Highs: An incredibly nice frame for the money that’s stiff yet comfy; great shifting from the 105 groupset
Lows: No mudguard mounts despite ample clearance; wheels are quite heavy
Buy if: You want a quality frame that’s specced for maximum value
Although it sits at the bottom of the range, the Cayo 7.0 shares a frameset with its costlier brethren, and there’s nothing budget about it. It’s got neat internal cable routing, a full carbon tapered fork, and carbon dropouts. Thanks to the interchangeable ‘Cable Routing Plate’ head tube insert, it’ll take an electronic groupset without unsightly bodges, a boon if you want the option of upgrading down the line.
No new bike would be complete without an impressive/vacuous sounding marketing acronym; the Cayo gets ‘SSPS’ (Stable Stiffness Per Size), which means carbon layups are adjusted across the sizes to reflect the stiffness requirements of different rider weights. Of course, this may not help if you’re short and fat, or unusually skinny for your height.
The frame also sports an immense PF30 bottom bracket shell (which necessitates adaptor cups for the Shimano chainset) and a top tube that flares dramatically to sharp points, before blending into the head tube, all in the interests of targeting stiffness where it’s needed most. We don’t know if that actually makes sense from an engineering perspective, but it certainly looks good.
Smooth shifting 105 provides 11-speed cadence control: Robert Smith
Smooth shifting 105 provides 11-speed cadence control
Focus has been intelligent with its choice of components. A non-series Shimano chainset and off-brand brakes (which work just fine) keep costs down, but they’ve given you the parts of the latest 11-speed 105 groupset that matter – the shifters, the derailleurs, and the fancy polymer-coated cables that ensure buttery shifting.
The wheels are relatively chunky OEM Fulcrum offerings, but feature cartridge bearings and brass spoke nipples, and it’s gratifying to see 25mm tyres fitted as standard. Speaking of tyres, it’s worth mentioning that the Cayo has clearance for at least 28mm of rubber front and rear, which should also make fitting mudguards easier, although Focus has missed a trick by not providing any mounts.
The finishing kit is from Focus’ in-house Concept brand and while it’s not flashy, it fits in well with the aesthetic of the bike. We very much liked the bars, which flare outwards quite significantly at the comfy, ergo shaped drops, offering a lot of confidence on descents.
Flared drops inspire confidence on descents: Robert Smith
Flared drops inspire confidence on descents
In fact, the whole riding experience is one of composure: it’s not a cobble eater, but the frame does an admirable job of absorbing road buzz, succeeding in preserving a great sense of willingness when the urge to hurt oneself strikes.
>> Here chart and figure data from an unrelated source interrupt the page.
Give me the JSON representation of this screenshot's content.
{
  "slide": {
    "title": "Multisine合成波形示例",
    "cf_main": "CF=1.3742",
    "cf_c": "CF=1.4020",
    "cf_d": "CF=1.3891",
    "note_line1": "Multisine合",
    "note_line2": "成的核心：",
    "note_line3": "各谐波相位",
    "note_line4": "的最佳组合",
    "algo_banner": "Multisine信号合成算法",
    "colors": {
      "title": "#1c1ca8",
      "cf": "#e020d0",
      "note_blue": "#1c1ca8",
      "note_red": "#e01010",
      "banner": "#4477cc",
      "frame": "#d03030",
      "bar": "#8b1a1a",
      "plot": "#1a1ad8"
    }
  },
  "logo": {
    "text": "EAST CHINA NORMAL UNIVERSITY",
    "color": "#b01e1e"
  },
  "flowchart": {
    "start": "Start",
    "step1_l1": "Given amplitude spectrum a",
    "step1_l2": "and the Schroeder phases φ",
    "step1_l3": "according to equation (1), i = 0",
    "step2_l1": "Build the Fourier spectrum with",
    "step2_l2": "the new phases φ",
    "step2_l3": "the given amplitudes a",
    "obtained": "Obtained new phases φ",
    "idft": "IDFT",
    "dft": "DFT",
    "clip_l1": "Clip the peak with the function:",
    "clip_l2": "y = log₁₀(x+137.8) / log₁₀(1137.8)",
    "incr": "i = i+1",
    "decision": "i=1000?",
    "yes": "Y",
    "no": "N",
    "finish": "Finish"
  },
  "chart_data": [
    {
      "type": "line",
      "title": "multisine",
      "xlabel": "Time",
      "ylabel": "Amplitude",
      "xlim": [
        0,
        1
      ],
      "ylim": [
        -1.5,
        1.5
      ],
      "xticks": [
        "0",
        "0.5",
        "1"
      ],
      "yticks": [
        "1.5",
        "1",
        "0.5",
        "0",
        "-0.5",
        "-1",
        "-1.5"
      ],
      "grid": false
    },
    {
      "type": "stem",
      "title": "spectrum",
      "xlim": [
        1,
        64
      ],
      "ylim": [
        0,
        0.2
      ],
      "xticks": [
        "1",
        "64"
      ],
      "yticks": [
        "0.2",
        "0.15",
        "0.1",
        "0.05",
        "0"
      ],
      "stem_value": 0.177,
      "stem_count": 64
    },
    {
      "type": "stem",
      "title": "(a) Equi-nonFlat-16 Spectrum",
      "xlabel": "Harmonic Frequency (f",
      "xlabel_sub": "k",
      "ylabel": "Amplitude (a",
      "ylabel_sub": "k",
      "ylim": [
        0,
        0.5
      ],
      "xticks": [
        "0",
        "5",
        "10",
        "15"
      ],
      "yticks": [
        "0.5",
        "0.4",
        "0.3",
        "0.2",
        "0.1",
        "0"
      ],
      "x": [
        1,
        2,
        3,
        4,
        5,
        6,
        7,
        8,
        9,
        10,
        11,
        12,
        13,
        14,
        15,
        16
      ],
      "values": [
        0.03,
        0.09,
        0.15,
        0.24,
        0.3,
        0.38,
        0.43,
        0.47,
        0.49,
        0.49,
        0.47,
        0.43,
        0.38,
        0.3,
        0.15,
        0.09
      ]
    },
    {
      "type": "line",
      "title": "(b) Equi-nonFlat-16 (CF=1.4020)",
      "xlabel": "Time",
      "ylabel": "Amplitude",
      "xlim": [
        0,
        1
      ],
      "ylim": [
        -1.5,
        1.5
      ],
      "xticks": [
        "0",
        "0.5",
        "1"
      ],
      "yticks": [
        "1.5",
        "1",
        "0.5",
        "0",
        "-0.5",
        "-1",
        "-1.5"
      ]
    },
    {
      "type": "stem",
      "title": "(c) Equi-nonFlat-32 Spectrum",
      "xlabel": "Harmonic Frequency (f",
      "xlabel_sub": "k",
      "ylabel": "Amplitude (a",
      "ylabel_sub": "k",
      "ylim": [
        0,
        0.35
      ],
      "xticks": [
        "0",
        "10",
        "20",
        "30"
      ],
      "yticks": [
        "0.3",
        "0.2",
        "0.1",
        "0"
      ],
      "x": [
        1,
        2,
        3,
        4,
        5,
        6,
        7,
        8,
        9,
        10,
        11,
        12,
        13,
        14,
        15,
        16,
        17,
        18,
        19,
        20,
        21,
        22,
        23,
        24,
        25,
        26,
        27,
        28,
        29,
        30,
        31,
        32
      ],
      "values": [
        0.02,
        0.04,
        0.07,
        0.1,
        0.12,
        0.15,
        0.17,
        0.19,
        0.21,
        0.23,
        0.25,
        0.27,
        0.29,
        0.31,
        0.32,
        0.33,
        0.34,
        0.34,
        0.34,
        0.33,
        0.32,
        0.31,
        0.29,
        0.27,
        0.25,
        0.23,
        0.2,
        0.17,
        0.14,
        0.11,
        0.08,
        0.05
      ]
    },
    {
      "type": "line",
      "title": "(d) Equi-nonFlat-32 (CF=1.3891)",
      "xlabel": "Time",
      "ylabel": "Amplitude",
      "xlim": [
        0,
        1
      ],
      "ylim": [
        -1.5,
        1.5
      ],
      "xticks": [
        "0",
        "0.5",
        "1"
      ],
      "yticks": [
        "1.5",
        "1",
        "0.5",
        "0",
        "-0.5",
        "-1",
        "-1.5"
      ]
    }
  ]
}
Reasonably, but not excessively aggressive geometry (our 51cm frame had a 537mm top tube, 130mm head tube and a 72 degree head angle) lets you get low if you want to, and 52/36 gearing up front occupies a satisfying middle ground between a standard chainset and a compact, matched to an 11-28 cassette that should satisfy most.
The Cayo is a hell of a lot of bike for your money. If you’re desperate to shed weight, there’s a fair saving to be made in the wheels, but it’s nice enough in its stock form that we wouldn’t bother.